Visual Data Justice? Datafication of Urban Informality in South Africa Using 360° Imaging Technologies

Jonathan Cinnamon

Abstract

Uneven economic development is closely associated with the proliferation of informal settlements in the global South, a process generally understood to harbour injustices according to a resource access view of society. An understanding of social justice in terms of distribution provides a powerful framework for challenging uneven development, however, a key contention of this paper is that further forms of injustice accrue to the residents of these places over and above issues of distribution. With its focus on sociocultural representations, recognition provides a basis for ‘making visible’ further injustices that threaten dignity and self-identification, which may also act as a preliminary step towards advancing socioeconomic justice for informal settlements.
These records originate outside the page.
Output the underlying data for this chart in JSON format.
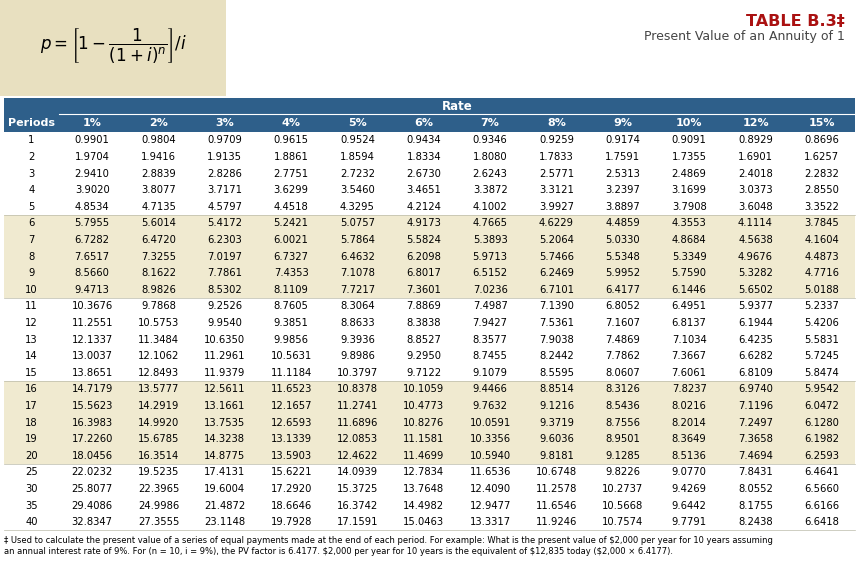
{
  "title": "TABLE B.3‡",
  "subtitle": "Present Value of an Annuity of 1",
  "rate_header": "Rate",
  "col_headers": [
    "Periods",
    "1%",
    "2%",
    "3%",
    "4%",
    "5%",
    "6%",
    "7%",
    "8%",
    "9%",
    "10%",
    "12%",
    "15%"
  ],
  "rows": [
    [
      1,
      0.9901,
      0.9804,
      0.9709,
      0.9615,
      0.9524,
      0.9434,
      0.9346,
      0.9259,
      0.9174,
      0.9091,
      0.8929,
      0.8696
    ],
    [
      2,
      1.9704,
      1.9416,
      1.9135,
      1.8861,
      1.8594,
      1.8334,
      1.808,
      1.7833,
      1.7591,
      1.7355,
      1.6901,
      1.6257
    ],
    [
      3,
      2.941,
      2.8839,
      2.8286,
      2.7751,
      2.7232,
      2.673,
      2.6243,
      2.5771,
      2.5313,
      2.4869,
      2.4018,
      2.2832
    ],
    [
      4,
      3.902,
      3.8077,
      3.7171,
      3.6299,
      3.546,
      3.4651,
      3.3872,
      3.3121,
      3.2397,
      3.1699,
      3.0373,
      2.855
    ],
    [
      5,
      4.8534,
      4.7135,
      4.5797,
      4.4518,
      4.3295,
      4.2124,
      4.1002,
      3.9927,
      3.8897,
      3.7908,
      3.6048,
      3.3522
    ],
    [
      6,
      5.7955,
      5.6014,
      5.4172,
      5.2421,
      5.0757,
      4.9173,
      4.7665,
      4.6229,
      4.4859,
      4.3553,
      4.1114,
      3.7845
    ],
    [
      7,
      6.7282,
      6.472,
      6.2303,
      6.0021,
      5.7864,
      5.5824,
      5.3893,
      5.2064,
      5.033,
      4.8684,
      4.5638,
      4.1604
    ],
    [
      8,
      7.6517,
      7.3255,
      7.0197,
      6.7327,
      6.4632,
      6.2098,
      5.9713,
      5.7466,
      5.5348,
      5.3349,
      4.9676,
      4.4873
    ],
    [
      9,
      8.566,
      8.1622,
      7.7861,
      7.4353,
      7.1078,
      6.8017,
      6.5152,
      6.2469,
      5.9952,
      5.759,
      5.3282,
      4.7716
    ],
    [
      10,
      9.4713,
      8.9826,
      8.5302,
      8.1109,
      7.7217,
      7.3601,
      7.0236,
      6.7101,
      6.4177,
      6.1446,
      5.6502,
      5.0188
    ],
    [
      11,
      10.3676,
      9.7868,
      9.2526,
      8.7605,
      8.3064,
      7.8869,
      7.4987,
      7.139,
      6.8052,
      6.4951,
      5.9377,
      5.2337
    ],
    [
      12,
      11.2551,
      10.5753,
      9.954,
      9.3851,
      8.8633,
      8.3838,
      7.9427,
      7.5361,
      7.1607,
      6.8137,
      6.1944,
      5.4206
    ],
    [
      13,
      12.1337,
      11.3484,
      10.635,
      9.9856,
      9.3936,
      8.8527,
      8.3577,
      7.9038,
      7.4869,
      7.1034,
      6.4235,
      5.5831
    ],
    [
      14,
      13.0037,
      12.1062,
      11.2961,
      10.5631,
      9.8986,
      9.295,
      8.7455,
      8.2442,
      7.7862,
      7.3667,
      6.6282,
      5.7245
    ],
    [
      15,
      13.8651,
      12.8493,
      11.9379,
      11.1184,
      10.3797,
      9.7122,
      9.1079,
      8.5595,
      8.0607,
      7.6061,
      6.8109,
      5.8474
    ],
    [
      16,
      14.7179,
      13.5777,
      12.5611,
      11.6523,
      10.8378,
      10.1059,
      9.4466,
      8.8514,
      8.3126,
      7.8237,
      6.974,
      5.9542
    ],
    [
      17,
      15.5623,
      14.2919,
      13.1661,
      12.1657,
      11.2741,
      10.4773,
      9.7632,
      9.1216,
      8.5436,
      8.0216,
      7.1196,
      6.0472
    ],
    [
      18,
      16.3983,
      14.992,
      13.7535,
      12.6593,
      11.6896,
      10.8276,
      10.0591,
      9.3719,
      8.7556,
      8.2014,
      7.2497,
      6.128
    ],
    [
      19,
      17.226,
      15.6785,
      14.3238,
      13.1339,
      12.0853,
      11.1581,
      10.3356,
      9.6036,
      8.9501,
      8.3649,
      7.3658,
      6.1982
    ],
    [
      20,
      18.0456,
      16.3514,
      14.8775,
      13.5903,
      12.4622,
      11.4699,
      10.594,
      9.8181,
      9.1285,
      8.5136,
      7.4694,
      6.2593
    ],
    [
      25,
      22.0232,
      19.5235,
      17.4131,
      15.6221,
      14.0939,
      12.7834,
      11.6536,
      10.6748,
      9.8226,
      9.077,
      7.8431,
      6.4641
    ],
    [
      30,
      25.8077,
      22.3965,
      19.6004,
      17.292,
      15.3725,
      13.7648,
      12.409,
      11.2578,
      10.2737,
      9.4269,
      8.0552,
      6.566
    ],
    [
      35,
      29.4086,
      24.9986,
      21.4872,
      18.6646,
      16.3742,
      14.4982,
      12.9477,
      11.6546,
      10.5668,
      9.6442,
      8.1755,
      6.6166
    ],
    [
      40,
      32.8347,
      27.3555,
      23.1148,
      19.7928,
      17.1591,
      15.0463,
      13.3317,
      11.9246,
      10.7574,
      9.7791,
      8.2438,
      6.6418
    ]
  ],
  "footnote1": "‡ Used to calculate the present value of a series of equal payments made at the end of each period. For example: What is the present value of $2,000 per year for 10 years assuming",
  "footnote2": "an annual interest rate of 9%. For (n = 10, i = 9%), the PV factor is 6.4177. $2,000 per year for 10 years is the equivalent of $12,835 today ($2,000 × 6.4177).",
  "header_bg": "#2E5F8A",
  "header_text": "#FFFFFF",
  "odd_row_bg": "#FFFFFF",
  "even_row_bg": "#F0EAD0",
  "formula_bg": "#E8E0C0",
  "title_color": "#AA1111",
  "subtitle_color": "#444444"
}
This paper draws on ongoing research into the datafication of informal settlements in South Africa, including interviews with data activists and experiences of conducting a 360° geovisual imagery pilot study in Kya Sands informal settlement in Johannesburg. In first drawing attention to the limitations of quantitative data for representing injustice and the problematic effects of conventional framed photographs of informality from aerial and ground-level perspectives, this paper explores the possibilities of ground-level 360° imagery as a realist, non-reductionist form of representation for informal settlements. Three 360° street views were produced to illustrate key possibilities and limitations for advancing recognition, based on the notion that visibility is essential for recognition. Further, the piece reflexively critiques how – through new advancements in image analytics – informal settlement visibility projects risk further engendering injustices of misrecognition for these highly marginalized urban spaces.

As such, this paper provides a basis for further inquiry into the relationship between visual data and the social justice principle of recognition, towards an emerging research agenda on visual data justice. The paper concludes with recommendations for practitioners and key topics for research. Important items on the agenda include: determining the forms and examples of injustice that can be remedied through datafication, the relationship between misrecognition and maldistribution in the context of datafication, and the acceleration of new injustices due to advances in computer vision applied to ground-level imagery.